Nesses casos, o trabalho aos domingos exige atenção especial ao descanso semanal e à convenção coletiva da categoria.
Quantas horas pode trabalhar por semana no comércio?
Pelas normas gerais da CLT, o colaborador pode trabalhar até 44 horas por semana, o que costuma corresponder a 220 horas mensais.
A forma de distribuir essas horas depende do funcionamento do estabelecimento, da escala adotada e das regras específicas da categoria.
Alguns estabelecimentos reduzem a jornada diária para 7 horas e 20 minutos ou fazem compensações ao longo da semana para fechar a carga horária total.
E quantas horas pode trabalhar aos finais de semana?
O número de horas trabalhadas no fim de semana depende da escala adotada pela empresa.
Se a jornada for organizada em 5×2, por exemplo, o funcionário pode trabalhar mais tempo durante a semana e folgar no sábado e no domingo.
Já em escalas com funcionamento aos finais de semana, a jornada pode ser distribuída normalmente nesses dias.
Quando houver trabalho aos domingos, o ponto principal é respeitar o descanso semanal remunerado e a periodicidade de folga dominical prevista na legislação e na categoria.
No comércio em geral, a coincidência do repouso com o domingo deve ocorrer ao menos uma vez no período máximo de 3 semanas.
Pode adotar banco de horas no comércio?
As empresas do comércio podem adotar banco de horas, desde que sejam cumpridas as regras previstas na CLT e os ajustes definidos por acordo individual, acordo coletivo ou convenção coletiva, conforme o caso.

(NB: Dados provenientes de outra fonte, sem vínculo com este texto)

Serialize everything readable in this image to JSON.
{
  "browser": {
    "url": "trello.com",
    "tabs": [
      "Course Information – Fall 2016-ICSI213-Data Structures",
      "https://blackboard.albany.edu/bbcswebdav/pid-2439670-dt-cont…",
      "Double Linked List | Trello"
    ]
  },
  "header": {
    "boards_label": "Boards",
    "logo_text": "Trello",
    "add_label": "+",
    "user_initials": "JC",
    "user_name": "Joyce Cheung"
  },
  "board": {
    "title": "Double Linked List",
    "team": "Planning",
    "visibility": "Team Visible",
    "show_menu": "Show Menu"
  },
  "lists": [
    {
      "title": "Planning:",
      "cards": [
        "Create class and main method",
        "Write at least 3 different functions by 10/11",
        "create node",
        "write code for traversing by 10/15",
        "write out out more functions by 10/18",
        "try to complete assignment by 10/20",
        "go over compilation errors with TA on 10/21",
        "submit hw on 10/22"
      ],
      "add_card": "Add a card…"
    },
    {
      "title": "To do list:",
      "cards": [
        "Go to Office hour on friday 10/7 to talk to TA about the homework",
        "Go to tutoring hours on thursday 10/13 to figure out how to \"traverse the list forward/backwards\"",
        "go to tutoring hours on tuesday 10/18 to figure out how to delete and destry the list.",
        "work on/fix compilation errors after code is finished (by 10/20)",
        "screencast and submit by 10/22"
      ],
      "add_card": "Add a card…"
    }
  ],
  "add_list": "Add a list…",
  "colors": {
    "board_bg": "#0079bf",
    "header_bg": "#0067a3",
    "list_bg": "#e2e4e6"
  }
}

O banco de horas permite que as horas trabalhadas a mais em um dia sejam compensadas com folgas ou redução de jornada em outro momento, dando mais flexibilidade para empresas que têm picos de movimento em datas comemorativas, finais de semana e períodos sazonais.

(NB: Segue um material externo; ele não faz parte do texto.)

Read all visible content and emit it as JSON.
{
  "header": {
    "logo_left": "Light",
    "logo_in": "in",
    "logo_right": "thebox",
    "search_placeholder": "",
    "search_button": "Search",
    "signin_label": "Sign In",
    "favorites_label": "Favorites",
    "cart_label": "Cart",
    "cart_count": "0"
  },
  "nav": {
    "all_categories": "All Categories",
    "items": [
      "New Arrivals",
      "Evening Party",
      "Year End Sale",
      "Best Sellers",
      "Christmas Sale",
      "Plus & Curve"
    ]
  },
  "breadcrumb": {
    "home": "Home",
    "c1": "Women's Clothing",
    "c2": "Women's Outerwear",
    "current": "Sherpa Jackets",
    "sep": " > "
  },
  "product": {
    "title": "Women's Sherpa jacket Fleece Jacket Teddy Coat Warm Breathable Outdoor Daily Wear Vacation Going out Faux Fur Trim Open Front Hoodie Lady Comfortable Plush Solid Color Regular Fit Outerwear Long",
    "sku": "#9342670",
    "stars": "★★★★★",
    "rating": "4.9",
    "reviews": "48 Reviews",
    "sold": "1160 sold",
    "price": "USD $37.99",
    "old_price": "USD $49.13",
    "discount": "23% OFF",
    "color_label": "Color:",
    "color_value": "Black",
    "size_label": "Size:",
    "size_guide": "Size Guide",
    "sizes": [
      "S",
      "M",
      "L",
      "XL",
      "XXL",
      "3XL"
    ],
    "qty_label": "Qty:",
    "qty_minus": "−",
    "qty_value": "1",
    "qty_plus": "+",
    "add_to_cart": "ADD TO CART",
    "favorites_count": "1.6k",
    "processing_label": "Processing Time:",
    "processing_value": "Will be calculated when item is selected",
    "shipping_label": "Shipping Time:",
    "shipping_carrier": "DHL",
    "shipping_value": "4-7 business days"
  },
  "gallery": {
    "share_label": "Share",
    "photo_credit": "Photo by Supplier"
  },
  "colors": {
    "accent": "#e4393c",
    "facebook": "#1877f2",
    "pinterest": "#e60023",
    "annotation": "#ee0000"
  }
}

Pelo Art. 59 da CLT, o banco de horas pode ser adotado por acordo e a compensação precisa acontecer dentro do prazo válido para esse ajuste.
Desde a reforma trabalhista, o banco de horas também pode ser pactuado por acordo individual escrito, com compensação em até 6 meses.

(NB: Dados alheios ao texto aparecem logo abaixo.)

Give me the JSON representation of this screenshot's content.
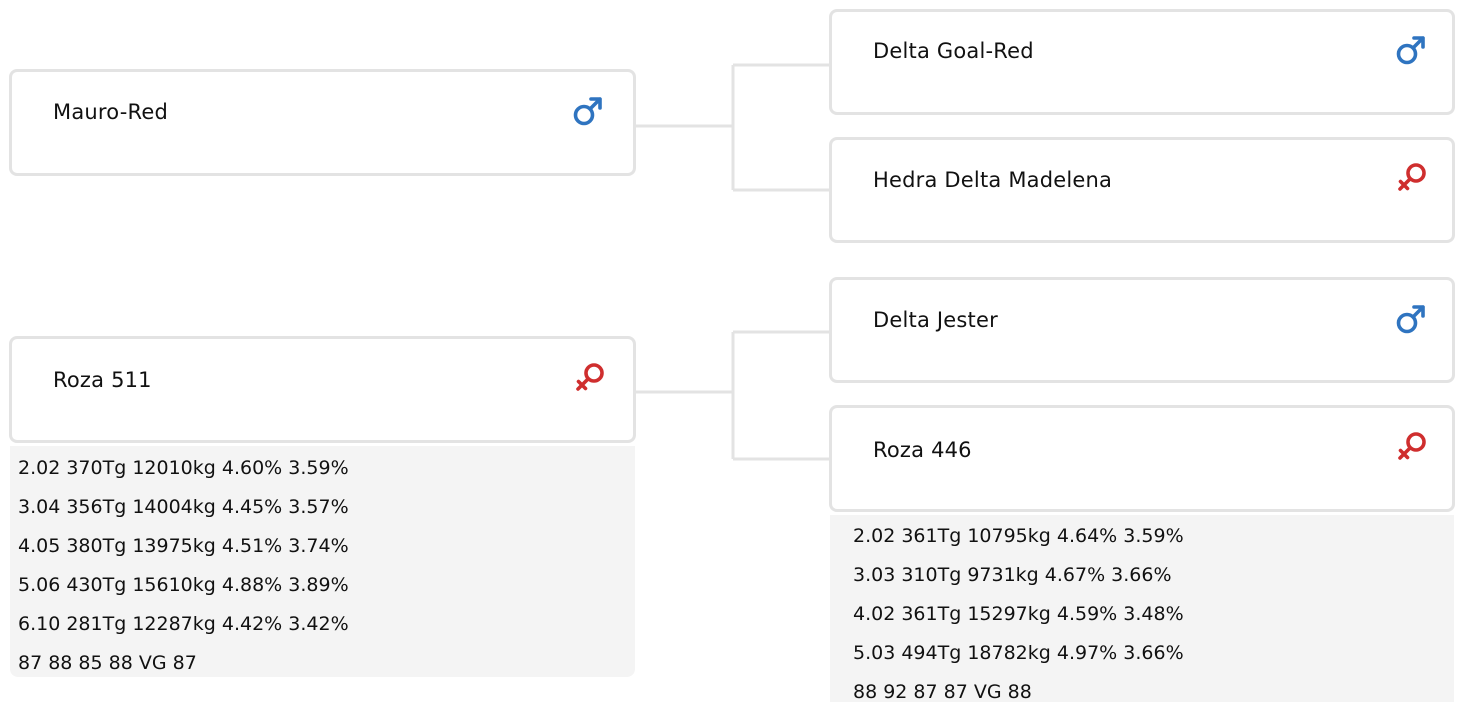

Logo, a hora que entra em banco de horas e é compensada corretamente não é paga como hora extra com adicional, porque houve compensação da jornada.
Se a compensação não acontecer no prazo ou na forma válida, aí sim essas horas passam a ser tratadas como extras e devem ser pagas conforme a lei ou a norma coletiva aplicável.
Em algumas convenções coletivas do comércio varejista, podem existir limites específicos para o banco de horas, como teto de horas acumuladas, possibilidade de transferência de saldo para o período seguinte e saldo máximo positivo ou negativo.
Em certos casos, a norma coletiva pode prever, por exemplo, limite de 100 horas acumuladas e saldo máximo de 20 horas, mas isso não é uma regra geral da CLT nem deve ser tratado como padrão nacional do comércio.
Quanto vale a hora extra no comércio?
Todos os trabalhadores podem realizar horas extras quando houver necessidade e quando isso estiver previsto em acordo entre as partes ou na norma coletiva aplicável.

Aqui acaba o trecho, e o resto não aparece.